Come to My Bedside is one of Andersen’s many songs about love. It’s also an ode to the ‘60s when free love was all around. The song starts with a jangly guitar riff which accompanies his lyrics for the rest of the song. He says, “Come to my bedside, my darlin’, Come over here and close the door”–and you know he means it in the most loving way possible. It’s about inviting someone into your love nest, and this song captures that feeling perfectly.

5. “Is It Really Love at All” (from the album “Blue River” — 1972)

 

For an Eric Andersen fan, “Is It Really Love at All” is one of his most recognizable songs. The song has everything that makes it a great tune–a catchy guitar riff, wordplay and symbolism, and the sound of Andersen’s voice. This is one of those songs where you can truly feel the emotion he puts into singing about love gone wrong. There’s a sense of sadness and longing–and regret, which makes it all the more captivating to listen to.

4. Blue River featuring Joni Mitchell (from the album “Blue River” — 1972)

 

Blue River is one of Eric Andersen’s most popular songs. It was also the title song of his 1972 album “Blue River.” There are many interpretations of this song, but it can be anything you want it to be–after all, it is just a simple folk piece. However, over the years, Blue River came to stand for something bigger than just a song. It has come to represent Andersen himself and his long journey as an artist and musician.

3. When I’m Gone (from the album “Memory of the Future” — 1999)

 

When I’m Gone is a tribute to Phil Ochs, one of Andersen’s contemporaries in Greenwich Village. Phil Ochs is often looked upon as someone who influenced Andersen, and the song When I’m Gone came about after Ochs’ death. This isn’t necessarily a sad song–it’s more of an acknowledgment that life must go on. It has become an anthem for all of us who have found ourselves saying goodbye to good friends, loved ones, and the innocence of our youth.

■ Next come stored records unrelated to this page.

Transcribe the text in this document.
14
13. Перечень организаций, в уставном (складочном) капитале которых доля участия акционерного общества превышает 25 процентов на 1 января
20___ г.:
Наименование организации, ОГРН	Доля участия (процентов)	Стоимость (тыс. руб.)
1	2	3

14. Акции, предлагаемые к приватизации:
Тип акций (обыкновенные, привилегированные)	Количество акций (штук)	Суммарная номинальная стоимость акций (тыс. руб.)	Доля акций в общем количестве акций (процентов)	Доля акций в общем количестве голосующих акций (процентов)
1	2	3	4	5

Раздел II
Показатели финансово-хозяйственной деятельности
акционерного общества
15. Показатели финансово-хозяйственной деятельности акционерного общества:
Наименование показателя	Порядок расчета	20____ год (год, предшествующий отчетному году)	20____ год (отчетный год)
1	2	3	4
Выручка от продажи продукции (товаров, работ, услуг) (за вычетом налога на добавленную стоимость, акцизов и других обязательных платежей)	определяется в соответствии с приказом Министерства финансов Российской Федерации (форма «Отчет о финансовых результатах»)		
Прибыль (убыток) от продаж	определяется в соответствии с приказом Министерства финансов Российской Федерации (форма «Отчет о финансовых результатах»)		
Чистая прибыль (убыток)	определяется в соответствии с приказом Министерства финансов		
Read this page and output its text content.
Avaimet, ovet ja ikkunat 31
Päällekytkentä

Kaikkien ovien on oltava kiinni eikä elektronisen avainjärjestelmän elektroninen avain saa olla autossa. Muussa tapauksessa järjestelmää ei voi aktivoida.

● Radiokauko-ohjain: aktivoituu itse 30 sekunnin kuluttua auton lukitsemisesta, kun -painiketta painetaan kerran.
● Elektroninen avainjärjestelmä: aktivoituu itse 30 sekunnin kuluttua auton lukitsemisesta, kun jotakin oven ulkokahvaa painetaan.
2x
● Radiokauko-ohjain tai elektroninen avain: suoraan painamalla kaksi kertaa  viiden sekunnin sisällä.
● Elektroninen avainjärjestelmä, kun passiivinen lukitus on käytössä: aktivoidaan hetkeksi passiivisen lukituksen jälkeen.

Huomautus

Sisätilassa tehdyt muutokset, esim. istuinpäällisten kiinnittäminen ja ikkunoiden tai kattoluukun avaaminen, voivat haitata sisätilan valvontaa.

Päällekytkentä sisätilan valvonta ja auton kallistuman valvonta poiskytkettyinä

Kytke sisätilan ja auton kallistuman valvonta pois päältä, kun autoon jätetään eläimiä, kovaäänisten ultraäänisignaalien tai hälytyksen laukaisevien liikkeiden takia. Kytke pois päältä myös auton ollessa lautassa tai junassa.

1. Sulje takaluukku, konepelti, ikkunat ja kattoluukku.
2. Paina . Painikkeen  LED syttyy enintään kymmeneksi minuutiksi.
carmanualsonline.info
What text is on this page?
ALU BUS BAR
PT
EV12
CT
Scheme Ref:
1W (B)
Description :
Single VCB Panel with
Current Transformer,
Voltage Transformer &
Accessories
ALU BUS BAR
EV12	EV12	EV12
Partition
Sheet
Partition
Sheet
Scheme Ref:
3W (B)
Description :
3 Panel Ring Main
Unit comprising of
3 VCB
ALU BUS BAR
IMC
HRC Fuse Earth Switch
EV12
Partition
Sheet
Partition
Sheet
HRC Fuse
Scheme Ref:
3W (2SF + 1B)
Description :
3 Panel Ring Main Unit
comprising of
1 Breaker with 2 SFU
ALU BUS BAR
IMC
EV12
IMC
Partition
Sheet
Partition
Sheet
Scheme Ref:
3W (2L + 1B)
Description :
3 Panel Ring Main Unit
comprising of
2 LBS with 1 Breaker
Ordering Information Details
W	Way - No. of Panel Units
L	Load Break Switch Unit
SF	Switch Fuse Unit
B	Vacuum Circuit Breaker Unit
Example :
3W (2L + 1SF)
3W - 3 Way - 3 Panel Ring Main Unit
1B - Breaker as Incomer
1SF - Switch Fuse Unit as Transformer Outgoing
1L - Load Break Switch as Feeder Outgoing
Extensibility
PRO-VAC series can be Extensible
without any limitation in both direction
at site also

2. I shall go unbounded (from “Bout Changes n’ Things” — 1966)

 

I Shall Go Unbounded is one of Eric Andersen’s most underrated songs. The lyrics are beautifully written, especially the chorus. He sings, “Oh, I see in your prison, Your chains, how they cling, how they clang.” And that line says it all–we all want to be free from something, whether it’s our past or a bad relationship. The song is also a play on words–it could mean going out into the world and seeing all of its wonders, but at the same time knowing that we have a lot of growing up to do.

1. Thirsty Boots (from “Bout Changes n’ Things” — 1966)

 

Andersen says he was encouraged to complete this song by The folksinger and activist Phil Ochs. A recording of this tune was dedicated posthumously in remembrance of its dedicatee. The song has since been re-recorded by artists such as Judy Collins and John Denver. Bob Dylan also recorded an alternate version for his 1970 Self Portrait album, but it did not make the final cut. However, it would be featured in his The Bootleg Series Vol 10, released in 2013.